A photo of Sarah Workman
6th October 2022

Money Laundering, Terrorist Financing, Due Diligence, Proceeds of Crime Act, are all terms we hear a lot in conveyancing. When dealing with monetary transactions, such as house purchases we have very strict rules and regulations we have to comply with as conveyancers. Ensuring that we carry out the relevant checks on clients’ (and third party) finances and identity takes a lot of time and patience. We appreciate that having to ask our clients for bank statements, and enquiring as to their proof of wealth can seem intrusive, and clients are sometimes offended by this. However, establishing where a client’s money has come from is something we have to take very seriously. It is not just a tick box to show that we have asked the right questions, and obtained the right information, we have to keep in mind the reason these rules were put in place.

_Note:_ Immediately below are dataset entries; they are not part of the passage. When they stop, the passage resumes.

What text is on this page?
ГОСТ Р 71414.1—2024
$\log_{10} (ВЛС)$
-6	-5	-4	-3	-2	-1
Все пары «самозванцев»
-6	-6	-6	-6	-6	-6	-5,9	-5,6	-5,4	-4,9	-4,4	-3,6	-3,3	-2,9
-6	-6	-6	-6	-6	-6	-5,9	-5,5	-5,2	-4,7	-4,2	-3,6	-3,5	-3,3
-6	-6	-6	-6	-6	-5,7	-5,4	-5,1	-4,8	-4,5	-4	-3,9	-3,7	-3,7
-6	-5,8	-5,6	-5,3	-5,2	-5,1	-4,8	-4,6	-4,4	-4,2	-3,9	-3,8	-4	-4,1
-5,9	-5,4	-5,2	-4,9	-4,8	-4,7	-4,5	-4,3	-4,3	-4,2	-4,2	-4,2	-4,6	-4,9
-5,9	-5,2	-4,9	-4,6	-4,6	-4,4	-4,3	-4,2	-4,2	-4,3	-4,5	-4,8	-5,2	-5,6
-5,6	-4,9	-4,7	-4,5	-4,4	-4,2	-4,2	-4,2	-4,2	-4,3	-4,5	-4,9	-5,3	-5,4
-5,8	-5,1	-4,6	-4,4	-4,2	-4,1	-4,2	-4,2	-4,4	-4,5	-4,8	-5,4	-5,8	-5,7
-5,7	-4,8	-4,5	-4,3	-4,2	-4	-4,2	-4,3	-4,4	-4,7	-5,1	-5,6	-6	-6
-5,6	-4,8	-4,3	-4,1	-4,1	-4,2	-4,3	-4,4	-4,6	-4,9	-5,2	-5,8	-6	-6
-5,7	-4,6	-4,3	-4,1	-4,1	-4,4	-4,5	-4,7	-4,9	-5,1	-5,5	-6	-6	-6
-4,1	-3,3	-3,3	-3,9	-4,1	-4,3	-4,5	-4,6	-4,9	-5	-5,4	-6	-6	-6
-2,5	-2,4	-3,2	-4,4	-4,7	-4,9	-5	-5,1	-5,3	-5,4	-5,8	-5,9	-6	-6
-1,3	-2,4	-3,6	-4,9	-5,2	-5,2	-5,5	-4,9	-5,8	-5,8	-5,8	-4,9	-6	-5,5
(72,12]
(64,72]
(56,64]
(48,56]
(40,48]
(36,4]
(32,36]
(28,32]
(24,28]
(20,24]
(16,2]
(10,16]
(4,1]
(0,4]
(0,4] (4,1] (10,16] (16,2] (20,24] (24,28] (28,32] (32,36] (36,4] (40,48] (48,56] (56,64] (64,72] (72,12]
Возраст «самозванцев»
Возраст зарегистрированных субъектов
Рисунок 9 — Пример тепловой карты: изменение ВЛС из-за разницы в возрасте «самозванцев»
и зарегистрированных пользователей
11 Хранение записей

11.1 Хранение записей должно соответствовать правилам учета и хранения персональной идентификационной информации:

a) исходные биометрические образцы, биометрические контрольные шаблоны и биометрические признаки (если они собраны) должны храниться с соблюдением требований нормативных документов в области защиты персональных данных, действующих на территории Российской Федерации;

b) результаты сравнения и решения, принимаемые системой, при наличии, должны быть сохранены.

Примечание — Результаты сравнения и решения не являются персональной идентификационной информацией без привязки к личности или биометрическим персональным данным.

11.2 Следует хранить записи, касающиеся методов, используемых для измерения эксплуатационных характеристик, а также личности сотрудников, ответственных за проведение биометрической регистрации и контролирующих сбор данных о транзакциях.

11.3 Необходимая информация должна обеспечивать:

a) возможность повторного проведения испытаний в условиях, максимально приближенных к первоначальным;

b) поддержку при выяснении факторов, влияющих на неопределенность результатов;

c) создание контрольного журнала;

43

Say for example, we act for Joe Bloggs in his purchase of a £300,000 house. Mr Bloggs is not having a mortgage, and when we get close to completion, we ask Mr Bloggs for the £300,000 to be transferred to our bank. Mr Bloggs happily transfers money into our account and we complete on his purchase. 4 months later, Mr Bloggs sells the house, and the proceeds of sale are transferred to Mr Bloggs from a Solicitor’s firm, and his bank statement shows the credit as funds in from a Solicitor. This is now “clean money”. Or, Mr Bloggs transfers deposit money to us, and then decides not to buy the house. We have to reimburse his deposit, and again this will appear on his bank statement as being received from a firm of solicitors, and is therefore clean money. So whether the money is being used to purchase an asset, or as a payment into a solicitor’s bank account to simply be refunded, there is a risk that the solicitor/conveyancer is being used to clean “dirty money”.

The reasons these regulations are in place are not insignificant. They are serious, and quite frightening. You may wonder why one may need to clean their money? The reality is, if a person needs their money cleaning, this would mean that the money was almost definitely obtained by ill-gotten gains. The money could have been obtained by taking payments for human trafficking, trafficking people into the sex trade or into modern day slavery; from taking payment to help smuggle people (a lot of the time perilously) into a different country; it could be that the person needing to clean their money is a drug pusher and the money is payment for drugs. The proceeds of those crimes could also then be used to fund a terrorist organisation. The list is by no means exhaustive and, whilst we like to think that these thing do not take place, unfortunately they do, and they take lives every day.

Therefore, when we have to ask for further information in respect of a transfer of money into your bank account from 3 months ago; or we need to see further bank statements; or statements with your name and address on; or we ask someone gifting money to you towards your house purchase for copies of their bank statements, it is not because we are nosey, nor do we mean to seem intrusive or snooping into your spending habits. Nor are we insinuating that you have obtained money illegally. We simply have to carry out the relevant and sufficient checks on every client (even if we know you or you are an existing client) in order to comply with the regulations.

Criminals will find a way to launder their money but the purpose of the Regulations is to make it harder to do so. With Solicitor’s firms having to comply with Money Laundering, Terrorist Financing and Transfer of Funds (Information on the Payer) Regulations 2017, and regular audits by the Solicitors Regulation Authority to ensure that regulations are complied with, we do our bit to ensure that the criminals committing these crimes, find it ever more difficult to turn their proceeds of crime into clean money.